Redundant Network Monitoring


Introduction

This section describes a few scenarios for implementing redundant monitoring hosts an various types of network layouts. With redundant hosts, you can maintain the ability to monitor your network when the primary host that runs NetSaint fails or when portions of your network become unreachable.

Note: If you are just learning how to use NetSaint, I would suggest not trying to implement redudancy until you have becoming familiar with the prerequisites I've laid out. Redundancy is a relatively complicated issue to understand, and even more difficult to implement properly.

Index

Prerequisites
Considerations
Sample scripts
Scenario 1 - Implementing redundancy on the same network segment
Scenario 2 - A simple way to implement redundancy across network segments
Scenario 3 - A smarter way to implement redundancy across network segments
Scenario 4 - Implementing multiple redundancy methods

Prerequisites

Before you can even think about implementing redundancy with NetSaint, you need to be familiar with the following...

Considerations

There are a few things you need to understand before you jump into implementing redundancy...

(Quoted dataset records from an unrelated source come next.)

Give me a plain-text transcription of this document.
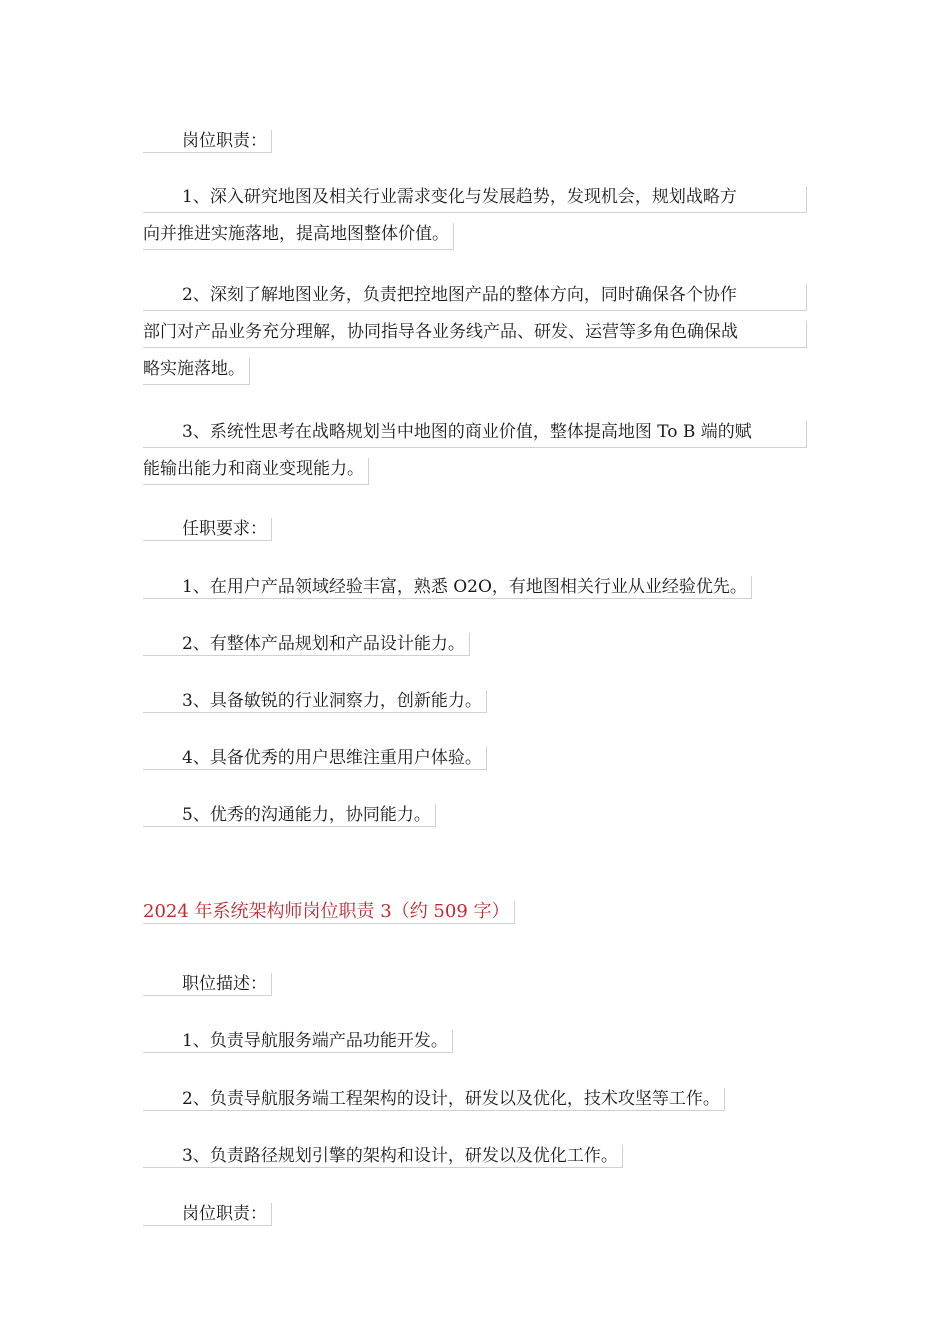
岗位职责：
1、深入研究地图及相关行业需求变化与发展趋势，发现机会，规划战略方
向并推进实施落地，提高地图整体价值。
2、深刻了解地图业务，负责把控地图产品的整体方向，同时确保各个协作
部门对产品业务充分理解，协同指导各业务线产品、研发、运营等多角色确保战
略实施落地。
3、系统性思考在战略规划当中地图的商业价值，整体提高地图 To B 端的赋
能输出能力和商业变现能力。
任职要求：
1、在用户产品领域经验丰富，熟悉 O2O，有地图相关行业从业经验优先。
2、有整体产品规划和产品设计能力。
3、具备敏锐的行业洞察力，创新能力。
4、具备优秀的用户思维注重用户体验。
5、优秀的沟通能力，协同能力。
2024 年系统架构师岗位职责 3（约 509 字）
职位描述：
1、负责导航服务端产品功能开发。
2、负责导航服务端工程架构的设计，研发以及优化，技术攻坚等工作。
3、负责路径规划引擎的架构和设计，研发以及优化工作。
岗位职责：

Version 0.0.5 was the first release of NetSaint where redundancy could actually be implemented in any kind of reasonable manner. It just so happened that all the pieces fell into place for accomodating this (event handlers, program modes, and external commands). Additional support for implementing redundancy will be incorporated into future versions of NetSaint, but I need your feedback!

Sample Scripts

All of the sample scripts that I use in this documentation can be found in the eventhandlers/ subdirectory of the NetSaint distribution. You'll probably need to modify them to work on your system...

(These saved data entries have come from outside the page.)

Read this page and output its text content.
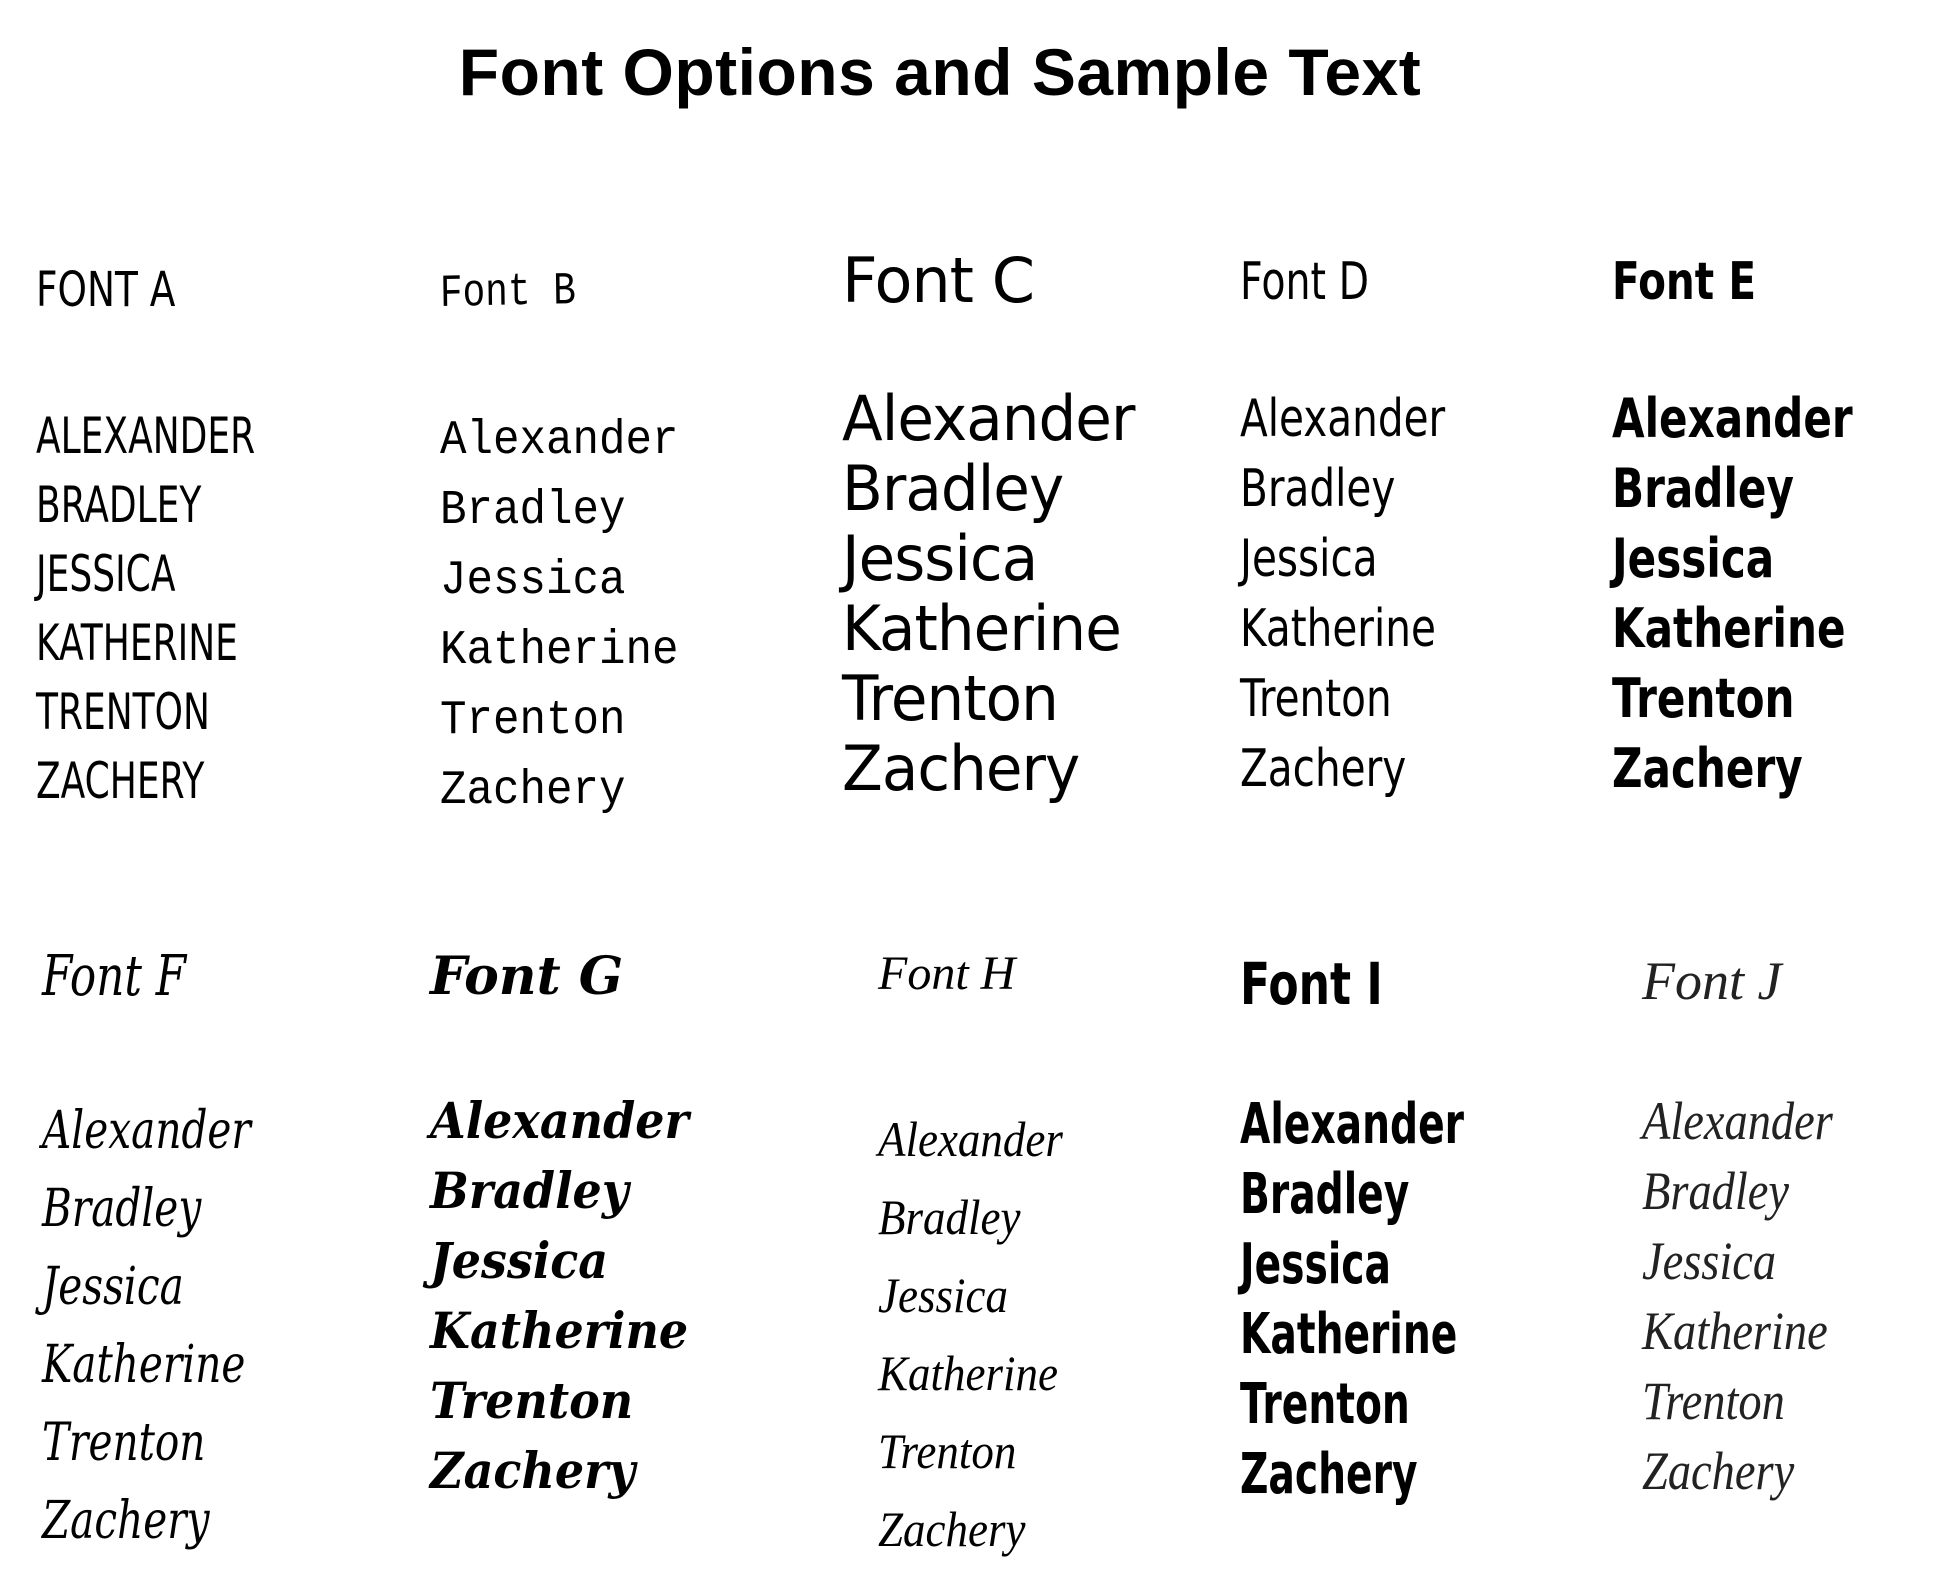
Font Options and Sample Text
FONT A
ALEXANDER
BRADLEY
JESSICA
KATHERINE
TRENTON
ZACHERY
Font B
Alexander
Bradley
Jessica
Katherine
Trenton
Zachery
Font C
Alexander
Bradley
Jessica
Katherine
Trenton
Zachery
Font D
Alexander
Bradley
Jessica
Katherine
Trenton
Zachery
Font E
Alexander
Bradley
Jessica
Katherine
Trenton
Zachery
Font F
Alexander
Bradley
Jessica
Katherine
Trenton
Zachery
Font G
Alexander
Bradley
Jessica
Katherine
Trenton
Zachery
Font H
Alexander
Bradley
Jessica
Katherine
Trenton
Zachery
Font I
Alexander
Bradley
Jessica
Katherine
Trenton
Zachery
Font J
Alexander
Bradley
Jessica
Katherine
Trenton
Zachery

Scenario 1 - Implementing Redundancy On The Same Network Segment

Introduction

This is the easiest method of implementing redundant monitoring hosts on your network. However, this method only will only protect against a limited number of failures. More complex setups are necessary in order to provide better redundancy across different network segments.

Goals

The goal of this type of redundancy implementation is for a "slave" host running NetSaint to take over the job of monitoring the entire network if:

  1. The "master" host that runs NetSaint is down or..
  2. The NetSaint process on the "master" host stops running for some reason

Network Layout Diagram

The diagram below shows a very simple network setup. For this scenario I will be assuming that hosts A and E are both running NetSaint and are monitoring all the hosts shown. Host A will be considered the "master" host and host E will be considered the "slave" host.

Initial Program Modes

First off, we need to define what program mode the master and slave hosts will be in when they start monitoring. This is done by using the program_mode option in the main configuration file. The master host (host A) should have its initial program mode set to active, while the slave host (host B) should have its initial program mode set to standby. That was easy enough...

Initial Configuration

Next we need to consider the differences between the host configuration files on the master and slave hosts...

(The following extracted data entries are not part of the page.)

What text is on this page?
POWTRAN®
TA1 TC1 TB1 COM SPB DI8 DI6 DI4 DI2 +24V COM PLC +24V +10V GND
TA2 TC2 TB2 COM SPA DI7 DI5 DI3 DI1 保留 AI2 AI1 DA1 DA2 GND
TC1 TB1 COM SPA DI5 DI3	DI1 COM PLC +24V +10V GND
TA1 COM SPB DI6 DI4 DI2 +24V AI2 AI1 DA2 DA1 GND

I will assume that you have the master host (host A) setup to monitor services on all hosts shown in the diagram above. The slave host (host E) should be setup to monitor the same services and hosts, with the following additions in the configuration file...

It is important to note that host A (the master host) has no knowledge of host E (the slave host). In this scenario it simply doesn't need to. Of course you may be monitoring services on host E from host A, but that has nothing to do with the implementation of redundancy...

Event Handler Command Definitions

We need to stop for a minute and describe what the command definitions for the event handlers on the slave host look like. Here is an example...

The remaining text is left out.